Garage Exchange: Antwerp with Benjamin Hirte & Nancy Lupo 👀

835 North Kings Road West Hollywood, CA 90069
Aug 26, 6:30 PM - 9 PM — ends Oct 03, 2021
Benjamin Hirte and Nancy Lupo draw from the mundane world of both designed and happenstance objects as they are encountered on the street. Public or semi-public spaces are formative sites, as plazas, parking lots, and transit centers become starting points for Lupo and Hirte to navigate the unnoticed effects of the built environment on us.

Benjamin Hirte’s recent works probe everyday forms through the processes of 3D scanning, turning a passive act of imaging into an active mode of perceiving. Many of Hirte’s past projects have traced the contours of industrial or mechanized forms—from rubber gaskets and seals, to aluminum panels and door hinges—and recast them into sculptural works through a manipulation of scale, format, and material. By combining his sculptural practice with digital procedures of 3D scanning, a process that reconstitutes a three-dimensional object or environment through a collection and re-presentation of data-rich images, Hirte captures the shapes and contours of our world through the feedback loop between image, data, and form. Alongside new work, the exhibition presents Hirte’s residency project Lots, which feature two hanging rubber sheets intimating a bird’s eye-view of a parking lot, alongside a scaled model of a scissor stairwell, extracted from its architectural housing.

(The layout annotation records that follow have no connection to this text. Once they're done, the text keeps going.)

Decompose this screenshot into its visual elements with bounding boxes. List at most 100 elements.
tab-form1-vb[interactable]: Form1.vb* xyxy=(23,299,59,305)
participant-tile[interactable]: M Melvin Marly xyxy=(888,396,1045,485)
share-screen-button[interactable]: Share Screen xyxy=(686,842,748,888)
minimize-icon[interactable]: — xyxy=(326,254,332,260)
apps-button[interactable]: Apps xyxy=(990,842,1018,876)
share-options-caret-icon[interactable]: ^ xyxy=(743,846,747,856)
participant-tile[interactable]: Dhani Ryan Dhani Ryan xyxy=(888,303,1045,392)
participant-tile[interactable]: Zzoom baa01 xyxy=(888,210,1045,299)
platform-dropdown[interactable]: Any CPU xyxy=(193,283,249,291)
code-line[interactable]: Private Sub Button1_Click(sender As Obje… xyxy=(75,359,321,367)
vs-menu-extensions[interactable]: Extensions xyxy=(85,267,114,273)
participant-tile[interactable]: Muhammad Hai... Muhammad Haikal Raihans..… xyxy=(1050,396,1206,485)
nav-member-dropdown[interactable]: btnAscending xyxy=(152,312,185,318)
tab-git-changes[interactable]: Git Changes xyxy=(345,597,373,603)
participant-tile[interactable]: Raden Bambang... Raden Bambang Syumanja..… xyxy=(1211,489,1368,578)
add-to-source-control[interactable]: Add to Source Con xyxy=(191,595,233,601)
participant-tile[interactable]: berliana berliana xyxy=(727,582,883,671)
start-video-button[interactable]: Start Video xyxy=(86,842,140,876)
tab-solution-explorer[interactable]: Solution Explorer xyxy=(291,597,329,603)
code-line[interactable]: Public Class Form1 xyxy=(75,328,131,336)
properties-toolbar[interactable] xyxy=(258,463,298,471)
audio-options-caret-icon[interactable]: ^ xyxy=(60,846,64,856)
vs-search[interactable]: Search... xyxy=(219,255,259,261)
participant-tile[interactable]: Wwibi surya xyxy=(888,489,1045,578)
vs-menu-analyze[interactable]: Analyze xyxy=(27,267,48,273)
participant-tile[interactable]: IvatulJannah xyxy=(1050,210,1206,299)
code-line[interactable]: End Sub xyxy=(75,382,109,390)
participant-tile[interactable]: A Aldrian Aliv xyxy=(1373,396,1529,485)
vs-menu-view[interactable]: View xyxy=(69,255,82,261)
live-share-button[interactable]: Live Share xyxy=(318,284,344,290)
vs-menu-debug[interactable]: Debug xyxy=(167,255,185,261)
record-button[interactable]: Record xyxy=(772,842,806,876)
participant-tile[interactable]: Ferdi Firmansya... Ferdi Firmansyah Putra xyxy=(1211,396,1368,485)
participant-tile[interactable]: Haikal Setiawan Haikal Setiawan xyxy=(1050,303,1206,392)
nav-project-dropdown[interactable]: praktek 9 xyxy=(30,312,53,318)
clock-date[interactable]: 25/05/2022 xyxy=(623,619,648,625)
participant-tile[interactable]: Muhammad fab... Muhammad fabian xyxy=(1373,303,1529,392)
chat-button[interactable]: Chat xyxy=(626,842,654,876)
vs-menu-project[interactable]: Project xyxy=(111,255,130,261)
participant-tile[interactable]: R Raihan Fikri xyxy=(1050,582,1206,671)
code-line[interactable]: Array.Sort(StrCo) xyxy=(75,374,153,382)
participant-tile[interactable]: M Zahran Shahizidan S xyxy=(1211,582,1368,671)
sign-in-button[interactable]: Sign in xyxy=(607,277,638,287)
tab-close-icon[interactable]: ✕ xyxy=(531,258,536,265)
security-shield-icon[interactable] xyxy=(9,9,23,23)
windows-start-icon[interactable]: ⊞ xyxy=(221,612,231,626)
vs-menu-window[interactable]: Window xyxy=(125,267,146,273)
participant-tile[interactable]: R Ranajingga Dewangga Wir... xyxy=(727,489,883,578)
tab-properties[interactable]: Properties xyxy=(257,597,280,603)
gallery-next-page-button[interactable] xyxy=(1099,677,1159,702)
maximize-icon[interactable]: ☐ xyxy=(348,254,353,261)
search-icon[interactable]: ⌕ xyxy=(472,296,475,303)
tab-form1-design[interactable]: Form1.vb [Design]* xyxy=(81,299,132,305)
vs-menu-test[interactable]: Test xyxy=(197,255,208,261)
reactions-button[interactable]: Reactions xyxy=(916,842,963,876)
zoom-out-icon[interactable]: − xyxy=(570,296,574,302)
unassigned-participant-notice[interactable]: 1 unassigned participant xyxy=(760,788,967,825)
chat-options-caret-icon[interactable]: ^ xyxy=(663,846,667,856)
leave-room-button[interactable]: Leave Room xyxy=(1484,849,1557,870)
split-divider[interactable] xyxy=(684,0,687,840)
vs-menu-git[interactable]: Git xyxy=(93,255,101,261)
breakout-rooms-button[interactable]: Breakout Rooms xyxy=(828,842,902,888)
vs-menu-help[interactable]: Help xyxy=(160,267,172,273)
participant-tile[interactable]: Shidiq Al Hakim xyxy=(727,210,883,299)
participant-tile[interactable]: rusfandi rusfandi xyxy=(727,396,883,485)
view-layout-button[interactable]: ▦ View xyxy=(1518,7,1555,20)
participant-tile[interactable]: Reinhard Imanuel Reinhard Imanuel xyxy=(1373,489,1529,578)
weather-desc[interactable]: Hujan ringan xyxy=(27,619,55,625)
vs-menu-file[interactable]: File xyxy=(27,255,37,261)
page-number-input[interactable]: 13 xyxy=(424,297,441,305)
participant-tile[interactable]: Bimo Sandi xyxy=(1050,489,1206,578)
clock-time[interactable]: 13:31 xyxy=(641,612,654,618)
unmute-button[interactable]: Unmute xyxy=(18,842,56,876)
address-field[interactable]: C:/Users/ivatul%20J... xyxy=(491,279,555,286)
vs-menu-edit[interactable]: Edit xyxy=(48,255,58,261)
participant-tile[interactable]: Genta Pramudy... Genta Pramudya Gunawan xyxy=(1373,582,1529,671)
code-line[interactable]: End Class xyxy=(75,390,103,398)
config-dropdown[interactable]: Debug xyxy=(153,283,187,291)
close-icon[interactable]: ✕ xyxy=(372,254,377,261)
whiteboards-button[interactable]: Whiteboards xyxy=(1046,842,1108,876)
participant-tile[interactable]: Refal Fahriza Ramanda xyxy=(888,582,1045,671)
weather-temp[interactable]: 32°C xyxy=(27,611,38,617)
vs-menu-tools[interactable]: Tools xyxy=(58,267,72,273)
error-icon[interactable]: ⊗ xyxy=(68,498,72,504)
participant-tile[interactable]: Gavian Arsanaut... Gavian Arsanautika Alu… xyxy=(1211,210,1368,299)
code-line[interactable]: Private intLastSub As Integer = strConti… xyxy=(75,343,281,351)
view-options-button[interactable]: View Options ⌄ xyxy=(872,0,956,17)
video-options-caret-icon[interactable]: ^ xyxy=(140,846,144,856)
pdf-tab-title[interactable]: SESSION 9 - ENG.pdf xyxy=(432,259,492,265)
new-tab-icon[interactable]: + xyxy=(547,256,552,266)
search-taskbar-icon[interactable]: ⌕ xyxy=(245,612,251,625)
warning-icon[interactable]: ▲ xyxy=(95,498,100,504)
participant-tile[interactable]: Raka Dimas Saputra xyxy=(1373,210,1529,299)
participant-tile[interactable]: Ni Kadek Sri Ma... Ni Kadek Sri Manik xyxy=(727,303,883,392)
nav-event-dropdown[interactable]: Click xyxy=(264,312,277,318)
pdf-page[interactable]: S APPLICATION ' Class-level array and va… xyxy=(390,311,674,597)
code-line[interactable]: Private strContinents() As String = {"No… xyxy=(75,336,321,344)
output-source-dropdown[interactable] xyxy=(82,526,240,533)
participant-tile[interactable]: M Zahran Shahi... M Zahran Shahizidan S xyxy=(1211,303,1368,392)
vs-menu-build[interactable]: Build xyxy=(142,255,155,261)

The intertwining of care and cruelty that is evidenced in public furnishings and civic space are a recurring motif in Nancy Lupo’s practice. For Antwerp, Lupo produced a new iteration in an ongoing series of works which approximate and index civic benches in three-quarter scale. From the baroque curlicues of bench legs found on Nanjing road in Shanghai’s commercial shopping district, to the tooth-like / tombstone-like benches derived from Termini train station in Rome and recast in three-quarter scale for Pershing Square, each instantiation asks how space and bodies (human and non-human) arise in response to external systems of control and influence. Lupo’s current project looks to the forms of defensive architecture within the seating arrangements of Morphosis’ Caltrans District 7 Headquarters, where tubular steel pipes become antihomeslessness devices arching their way across a plaza of concrete slabs.

While ubiquity is a key condition of their sources, Hirte and Lupo’s sculpture and video works insist on a closer reading of the everyday objects that arise from civic and municipal systems and decision-making. By excavating specific qualities of mundane objects—color, weight, texture, shape, and mood—both artists ask questions about their effect on both political and urban bodies.